HBO's Woodstock '99 doc is a terrifying mirror of our present

Mike Schreiber

Depending on your age, Woodstock is either the best time of your life or a reminder of how insane the human species can be. And for some really sick people, it's both. We'll get to revisit that chaotic time and see how we really haven't come much further as a society in HBO Max's upcoming documentary Woodstock 99: Peace, Love, and Rage.

The documentary will feature interviews with Woodstock '99 organizers, people who attended the festival, and artists such as The Roots’ Tariq “Black Thought” Trotter, Moby, Korn’s Jonathan Davis, Jewel, and Creed’s Scott Stapp. It took the trailer twenty seconds before the infamous music festival was described by Moby the way you would describe a foreboding cataclysmic storm. From then on, the Woodstock 99: Peace, Love, and Rage trailer drops viewers into feces-lined hedonism. Sexual exploitation of women, exorbitant prices for water that border on extortion, and arson are all captured through VHS footage from above and as close as in the center of mosh pits. At one point, we see Moby innocuously walk off the stage at Woodstock as present-day Moby voiceover says "we need to leave right now." You don't necessarily get fearlessness from Moby's chill music, but an artist being seemingly terrified of a crowd is very alarming and very Woodstock '99.

There is no one culprit for the festival's destructive mayhem. Instead, the trailer places the onus on the "dark energy" of young white males exacerbated by live music drawn from the same energy. It's that malicious energy New York Times critic Wesley Morris says in the trailer "wound up in chat rooms and Reddit boards in 2021." Rather than simply be a walk down memory lane, Woodstock '99: Peace, Love, and Rage appears to be a headfirst dive into how some of the worst parts of America in 2021 started two decades earlier at a three-day festival in upstate New York.

If you've ever heard any stories from Woodstock that don't involve how the late DMX commandeered a crowd the size of a football stadium, then the debauchery in the doc's trailer isn't surprising. A week after the festival, New York State Police were investigating four allegations of fans being raped at the festival, with one occurring in a mosh pit during Limp Bizkit's performance. David Schneider was a volunteer for the social service program Family of Woodstock at the festival, and described to MTV News watching a petite young woman go from crowd surfing to being pulled down into a mosh pit. "These gentlemen, probably in the 25–32 age range, looked as though they were holding her down. They were holding her arms; you could see she was struggling," Schneider said.

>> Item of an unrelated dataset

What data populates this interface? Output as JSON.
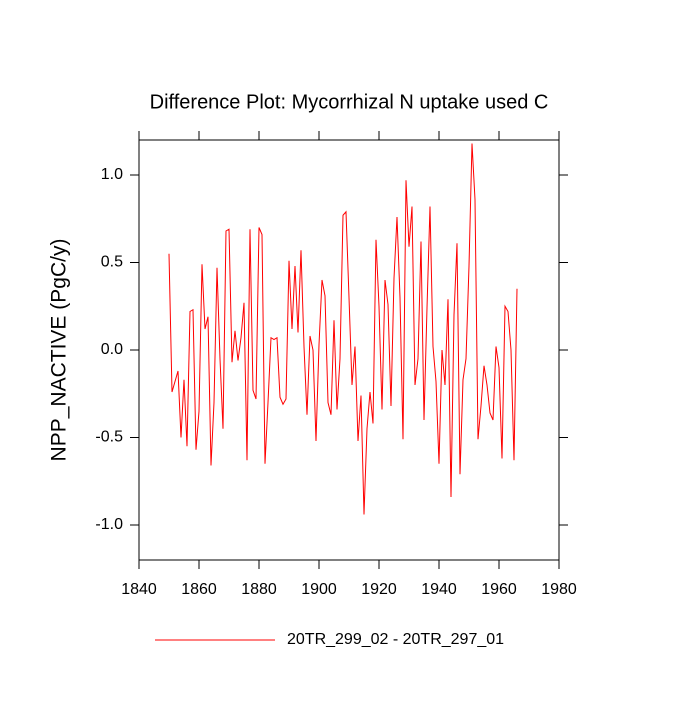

At one point, the crowd was so disrespectful, photographer Mike Schreiber remembers Flea from the Red Hot Chili Peppers demanding the men in the crowd to stop grabbing woman's breasts. He even remarks that a smirking white male at the festival holding a cardboard sign that read "SHOW ME YOUR TITS" reminded him of Supreme Court Justice Brett Kavanaugh. The dementedly horny crowd even told actress Rosie Perez to show them her breasts, proving they were monsters and hadn't seen Spike Lee's Do The Right Thing. The festival organizers not only didn't stop the lewdness, they encouraged it by posting topless photos of women at the festival on its website, which honestly should've made them culpable in any of the reported sexual assaults.

People aren't gleefully rolling around in feces from malfunctioning porta-potties, but music festivals have not progressed much from the depravity of Woodstock '99. A 2018 YouGov survey of 1,188 festival goers found that 43% of women under the age of 40 have faced unwanted sexual behavior at music festivals. One in six women surveyed by The Desert Sun told the publication they had been sexually harassed at either Coachella or Stagecoach music festivals, with the former often seen as the spiritual successor of Woodstock due to its large turnout and penchant for newsworthy performances.

Some of the lasting images of Woodstock '99 are large fires set and structures destroyed by riotous fans. It's hard to see that swarm of white males feeling entitled to express themselves however they see fit and not draw a direct parallel to the unmitigated arrogance of the insurrectionists who stormed the U.S. Capitol on January 6. The same way Korn's aggressive metal music tapped into a destructive energy within these white males at Woodstock '99, Donald Trump's anti-government rhetoric pierced any common sense those insurrectionists had and almost led to the murder and kidnapping of elected officials.

Woodstock 99: Peace, Love, and Rage is set to be released on HBO Max on July 23, but we've seen this movie play out before and someone needs to yell cut soon.